Sedangkan Dita bergegas menelepon polisi, meski Dinar terlihat marah dan tak suka terhadap keputusan mereka. Lalu, tak berselang lama polisi pun datang. Saat itu, Sisca dan Emely di beri aba-aba oleh Keyra untuk melepaskan kaki Alva.

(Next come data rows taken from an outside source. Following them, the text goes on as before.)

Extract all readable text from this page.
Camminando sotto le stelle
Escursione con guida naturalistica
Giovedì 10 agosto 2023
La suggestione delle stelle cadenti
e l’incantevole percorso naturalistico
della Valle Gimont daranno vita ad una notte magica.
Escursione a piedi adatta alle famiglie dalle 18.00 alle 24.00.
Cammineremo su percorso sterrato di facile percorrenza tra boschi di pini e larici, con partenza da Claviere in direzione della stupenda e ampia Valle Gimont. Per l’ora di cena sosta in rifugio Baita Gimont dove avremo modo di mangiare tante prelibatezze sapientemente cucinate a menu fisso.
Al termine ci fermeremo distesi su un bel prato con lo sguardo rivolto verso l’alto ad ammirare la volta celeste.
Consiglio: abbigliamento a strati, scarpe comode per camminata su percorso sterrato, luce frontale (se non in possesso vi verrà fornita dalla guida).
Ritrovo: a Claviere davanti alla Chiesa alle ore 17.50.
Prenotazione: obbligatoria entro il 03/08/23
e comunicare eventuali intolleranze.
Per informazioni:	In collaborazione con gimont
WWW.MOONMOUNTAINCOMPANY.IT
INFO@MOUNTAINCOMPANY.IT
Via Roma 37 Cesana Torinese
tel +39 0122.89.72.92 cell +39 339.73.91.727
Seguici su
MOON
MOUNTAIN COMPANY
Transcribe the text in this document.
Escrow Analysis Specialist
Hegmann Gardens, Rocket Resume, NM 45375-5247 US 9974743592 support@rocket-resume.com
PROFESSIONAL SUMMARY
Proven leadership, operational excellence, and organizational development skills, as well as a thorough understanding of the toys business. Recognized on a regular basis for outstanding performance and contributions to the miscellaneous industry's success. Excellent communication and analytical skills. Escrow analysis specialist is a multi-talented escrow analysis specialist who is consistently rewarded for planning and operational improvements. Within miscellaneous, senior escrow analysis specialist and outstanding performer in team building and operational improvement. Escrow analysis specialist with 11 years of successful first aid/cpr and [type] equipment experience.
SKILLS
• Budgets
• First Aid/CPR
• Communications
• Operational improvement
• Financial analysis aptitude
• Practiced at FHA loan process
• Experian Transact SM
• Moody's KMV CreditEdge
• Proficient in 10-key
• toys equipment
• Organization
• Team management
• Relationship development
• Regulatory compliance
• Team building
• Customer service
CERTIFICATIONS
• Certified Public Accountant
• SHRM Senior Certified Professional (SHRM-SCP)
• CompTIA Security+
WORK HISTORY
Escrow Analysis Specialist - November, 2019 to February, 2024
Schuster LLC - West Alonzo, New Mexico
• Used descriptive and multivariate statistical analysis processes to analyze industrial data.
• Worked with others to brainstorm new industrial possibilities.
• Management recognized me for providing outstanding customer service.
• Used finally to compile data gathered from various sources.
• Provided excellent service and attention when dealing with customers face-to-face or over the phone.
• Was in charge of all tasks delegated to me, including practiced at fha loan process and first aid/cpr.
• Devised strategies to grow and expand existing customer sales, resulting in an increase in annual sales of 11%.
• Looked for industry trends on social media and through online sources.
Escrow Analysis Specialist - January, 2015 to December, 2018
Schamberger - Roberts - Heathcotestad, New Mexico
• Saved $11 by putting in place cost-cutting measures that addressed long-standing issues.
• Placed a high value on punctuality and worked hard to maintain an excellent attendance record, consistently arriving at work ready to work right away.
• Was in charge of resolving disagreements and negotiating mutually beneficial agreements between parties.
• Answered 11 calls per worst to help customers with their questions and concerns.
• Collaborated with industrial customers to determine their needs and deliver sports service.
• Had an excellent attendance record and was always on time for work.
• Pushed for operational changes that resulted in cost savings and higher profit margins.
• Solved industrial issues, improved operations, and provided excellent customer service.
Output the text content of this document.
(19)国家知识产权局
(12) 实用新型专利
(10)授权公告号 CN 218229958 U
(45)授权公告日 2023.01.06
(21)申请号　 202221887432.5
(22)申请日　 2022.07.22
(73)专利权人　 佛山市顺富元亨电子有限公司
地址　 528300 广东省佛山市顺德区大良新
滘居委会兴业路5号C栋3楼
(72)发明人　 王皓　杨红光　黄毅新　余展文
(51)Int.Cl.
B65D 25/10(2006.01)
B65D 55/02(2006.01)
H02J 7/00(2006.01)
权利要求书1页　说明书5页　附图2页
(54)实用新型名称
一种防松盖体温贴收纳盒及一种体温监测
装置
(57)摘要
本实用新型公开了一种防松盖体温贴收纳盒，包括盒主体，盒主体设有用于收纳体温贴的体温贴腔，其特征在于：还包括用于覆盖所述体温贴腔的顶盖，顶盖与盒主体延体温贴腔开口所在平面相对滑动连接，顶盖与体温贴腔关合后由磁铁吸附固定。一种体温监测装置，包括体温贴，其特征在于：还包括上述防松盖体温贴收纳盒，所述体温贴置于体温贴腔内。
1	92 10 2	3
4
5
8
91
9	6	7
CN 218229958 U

"Kalian sebaiknya juga ikut ke kantor polisi untuk dimintai kesaksian," pinta Pak Polisi.
"Baik, Pak." Mereka menjawab hampir bersamaan.
"Dinar semobil dengan Keyra dan Dandi. Biar aku bawa Mama dan Dita," pinta Andre.
"Iya, Kak," jawab Dandi.
Meski Dinar terlihat ketus tetapi dia ikut masuk ke dalam mobil Dandi. Keyra malsh dengan senang hati, tentunya di tekani dua makhluk halus yang setiap terhadapnya itu.